Thursday, 5 September 2013

OFF TO THE NATION'S CAPITOL

I am flying up to Washington at the crack of dawn tomorrow to visit my big sister, Barbara [whose reading suggestions I have shared with you], so I shan't be blogging for the next several days.  Before I leave, I should like to comment once more on the Syria business, and particularly on the debate now taking place on the President's request for Congressional authorization for a "limited strike" against Syria.

I have already indicated that I think the strike is a really bad idea, leaning heavily for my judgment on William Polk's invaluable analysis posted here.  But the fact of the debate, and they way  it is playing out, is really very interesting.  It constitutes, I believe, a tiny step away from the unfettered Imperial Presidency with which we have all been living for the past sixty years and more.  If, mirabile dictu, the vote goes against Obama, he will have a really difficult choice to make:  whether to abide by the vote, thus acknowledging limits on the power of the presidency, or to order the strike anyway, thereby telling everyone in American public life that his request for authorization was a charade.

I am old enough to have lived through the enormous expansion of presidential power during World War II and the years immediately thereafter.  Since I am no sort of American historian, I shall not attempt a capsule description of that fateful expansion, but perhaps I can offer a purely personal reminiscence of the early stages of the transformation of America's president into Emperor or King.  The next few paragraphs come from my Memoir, A Life in the Academy, Volume One, Chapter Five:

"I spent that last summer finishing my manuscript and preparing to leave Cambridge.  In late August, I wrapped up the book and decided to take a little vacation.  Since I had never visited Washington D. C., and now knew several people in the new Kennedy Administration, I took the train down to spend a week there.  I checked into a hotel near the train station and went round to various office buildings to visit my friends.  They were tremendously excited by their new jobs, but as I spent time with them, I grew more and more uneasy.  It was all a bit like the court at Versailles under the ancien rĂ©gime.  There was a great deal of gossip, and a constant anxiety about the thoughts, the feelings, the preferences, the moods of one person, the President.

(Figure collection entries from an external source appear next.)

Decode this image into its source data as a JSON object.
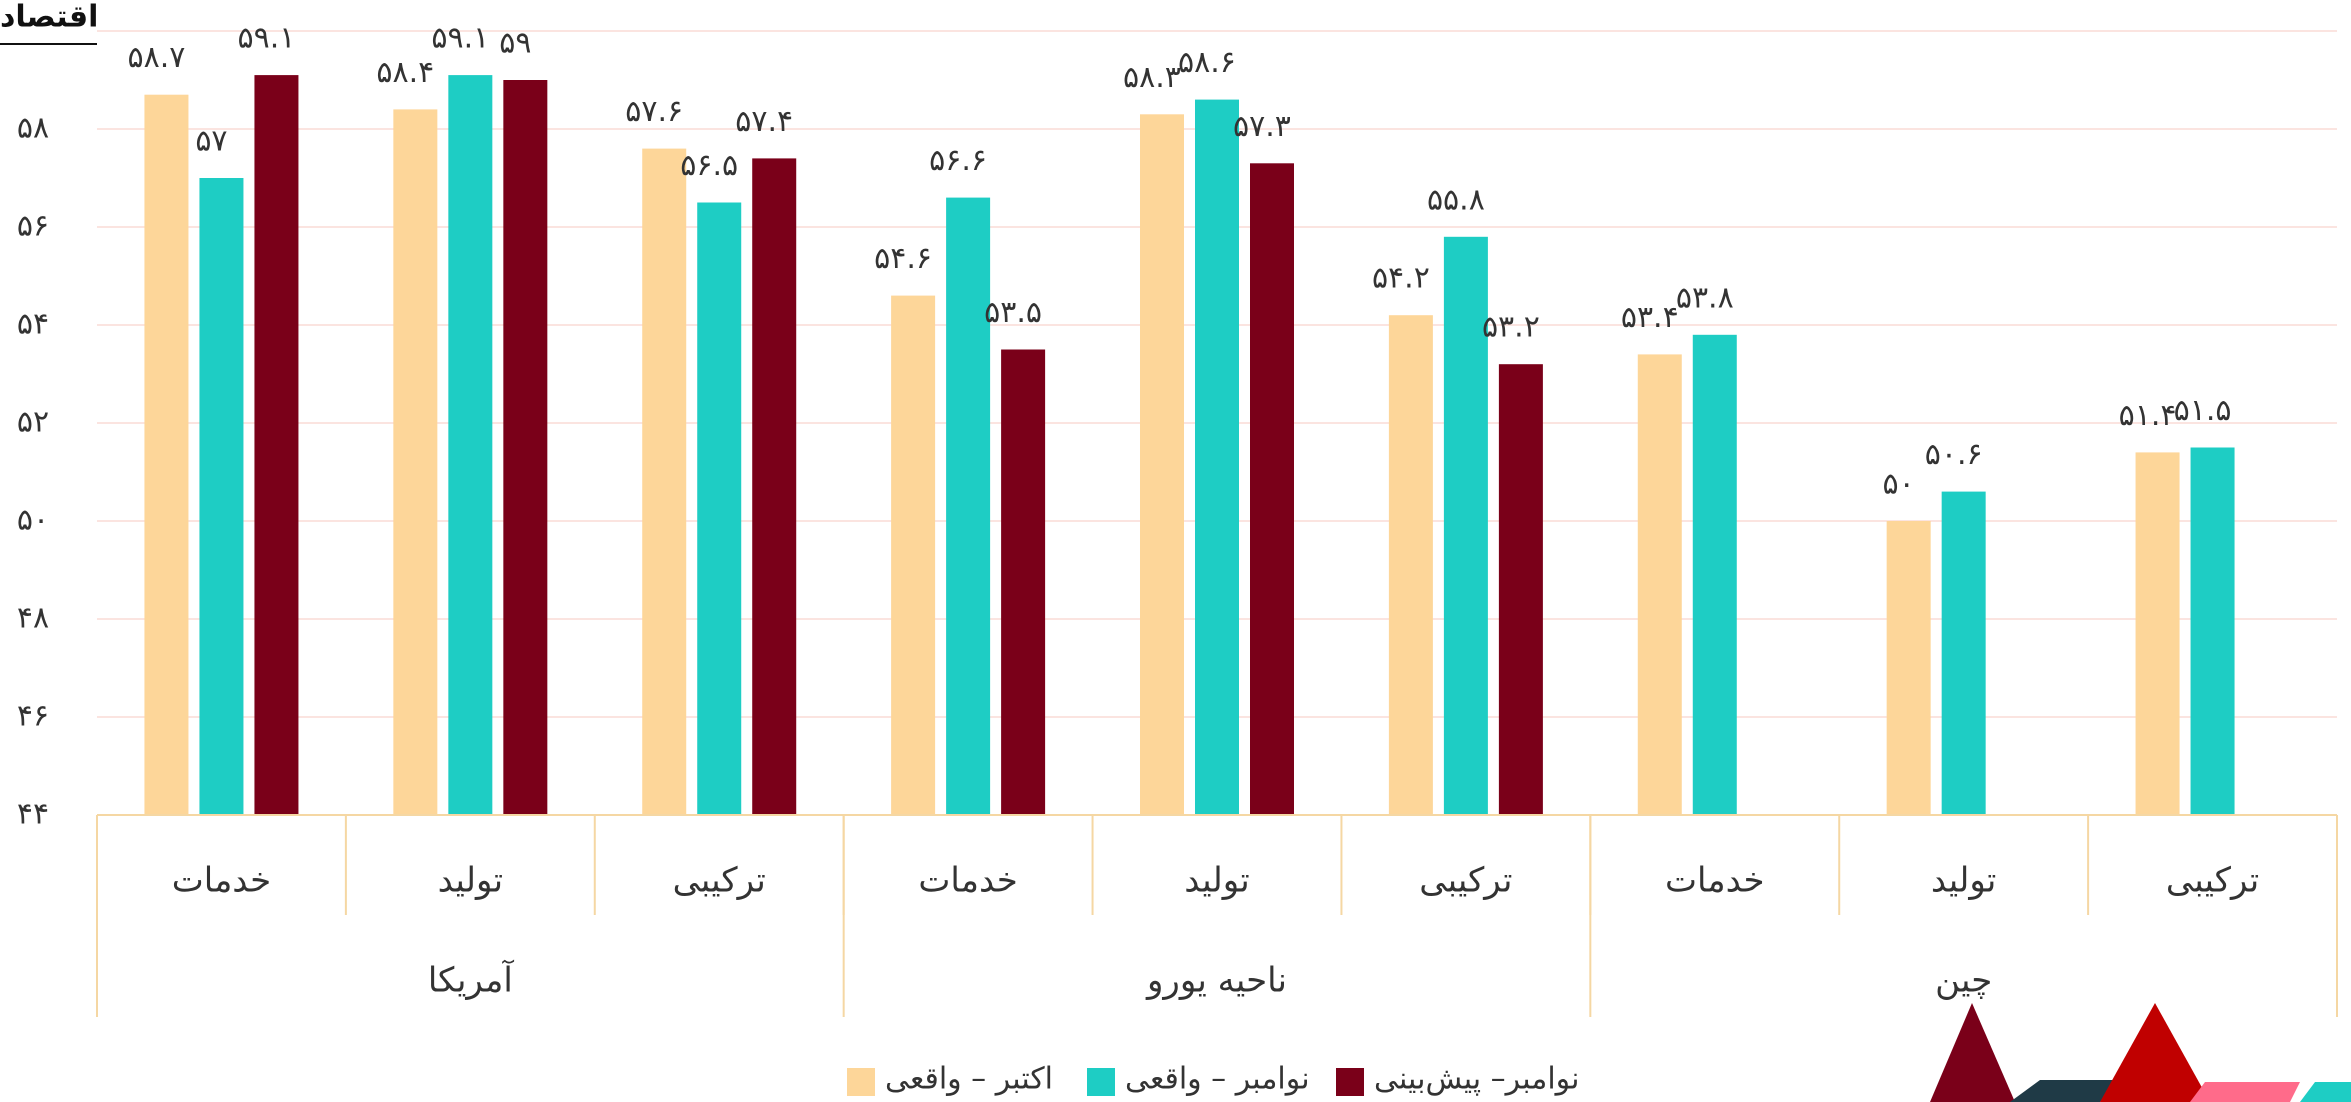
{
  "chart_data": {
    "type": "bar",
    "title": "اقتصاد",
    "categories": [
      "خدمات",
      "تولید",
      "ترکیبی",
      "خدمات",
      "تولید",
      "ترکیبی",
      "خدمات",
      "تولید",
      "ترکیبی"
    ],
    "groups": [
      "آمریکا",
      "ناحیه یورو",
      "چین"
    ],
    "series": [
      {
        "name": "اکتبر – واقعی",
        "color": "#fdd699",
        "values": [
          58.7,
          58.4,
          57.6,
          54.6,
          58.3,
          54.2,
          53.4,
          50,
          51.4
        ],
        "value_labels": [
          "۵۸.۷",
          "۵۸.۴",
          "۵۷.۶",
          "۵۴.۶",
          "۵۸.۳",
          "۵۴.۲",
          "۵۳.۴",
          "۵۰",
          "۵۱.۴"
        ]
      },
      {
        "name": "نوامبر – واقعی",
        "color": "#1ecdc4",
        "values": [
          57,
          59.1,
          56.5,
          56.6,
          58.6,
          55.8,
          53.8,
          50.6,
          51.5
        ],
        "value_labels": [
          "۵۷",
          "۵۹.۱",
          "۵۶.۵",
          "۵۶.۶",
          "۵۸.۶",
          "۵۵.۸",
          "۵۳.۸",
          "۵۰.۶",
          "۵۱.۵"
        ]
      },
      {
        "name": "نوامبر– پیش‌بینی",
        "color": "#7a0019",
        "values": [
          59.1,
          59,
          57.4,
          53.5,
          57.3,
          53.2,
          null,
          null,
          null
        ],
        "value_labels": [
          "۵۹.۱",
          "۵۹",
          "۵۷.۴",
          "۵۳.۵",
          "۵۷.۳",
          "۵۳.۲",
          null,
          null,
          null
        ]
      }
    ],
    "ylim": [
      44,
      60
    ],
    "yticks": [
      {
        "value": 44,
        "label": "۴۴"
      },
      {
        "value": 46,
        "label": "۴۶"
      },
      {
        "value": 48,
        "label": "۴۸"
      },
      {
        "value": 50,
        "label": "۵۰"
      },
      {
        "value": 52,
        "label": "۵۲"
      },
      {
        "value": 54,
        "label": "۵۴"
      },
      {
        "value": 56,
        "label": "۵۶"
      },
      {
        "value": 58,
        "label": "۵۸"
      }
    ],
    "grid": true
  }
}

When I went over to the Capitol to take a look at Congress, my view of the government changed entirely.  I spent several days in the visitors' gallery of the Senate, watching debates and votes.  The fact that it was the one cool place I had found in a steamy town may have had something to do with my reaction.  I watched with great amusement as Everett Dirksen protested his love of duck hunting and hunters, imitating to great effect a duck settling onto a pond at sunset.   Apparently the government had imposed a tax on duck hunting in order to raise money for wetlands preservation, and then had used the money to drain swamps for development.  The duck hunters of America wanted a five million dollar appropriation to make things right, and Dirksen, who was opposing all spending that week on grounds of fiscal responsibility, was trying to convince the duck hunters of Illinois that he felt their pain.  I watched the great maverick, Wayne Morse, bellow to an empty chamber that he was not going to kowtow to the Catholic Church, with regard to what I can no longer recall.  And I watched as all but two of the senators came to the floor to vote on the renewal of the Civil Rights Commission.

What attracted me so greatly was the fact that each of these men and women was an independent person, beholden only to his or her constituents, and not subservient to the President, regardless of how charismatic and powerful he might be.  These were men and women with honor, not servile courtiers hoping to be given pride of place on a balcony or in a presidential jet.  Exactly the same sentiments welled up in me as I watch octogenarian Robert Byrd deliver speech after speech calling George W. Bush to account for the damage he did to the U. S. Constitution.

It was fun visiting Marc Raskin in the Executive Office Building, and listening to the rumors about Kennedy and Marc's secretary, Diane DeVegh.  It was interesting hearing Dick Barnet talk about the inside story at the Arms Control and Disarmament Agency.  But it was ennobling to watch the debates on the floor of the Senate.  I think it was that week in a hot Washington summer, rather than any of the books I had read, that once for all time soured me on the Imperial Presidency."

In the fifty-two years since that summer, things have only gotten worse and worse.  It is now impossible in public discourse even to call into question the Imperial Presidency without being considered a fringe nut from the right or the left.  I suspect that in some corner of his mind Obama understands some of this, although he has neither the political courage nor the will to act on that glimmer of understanding.  But if this vote does something, anything, to place limits on presidential power, it will be worth the tedium of listening to John Kerry.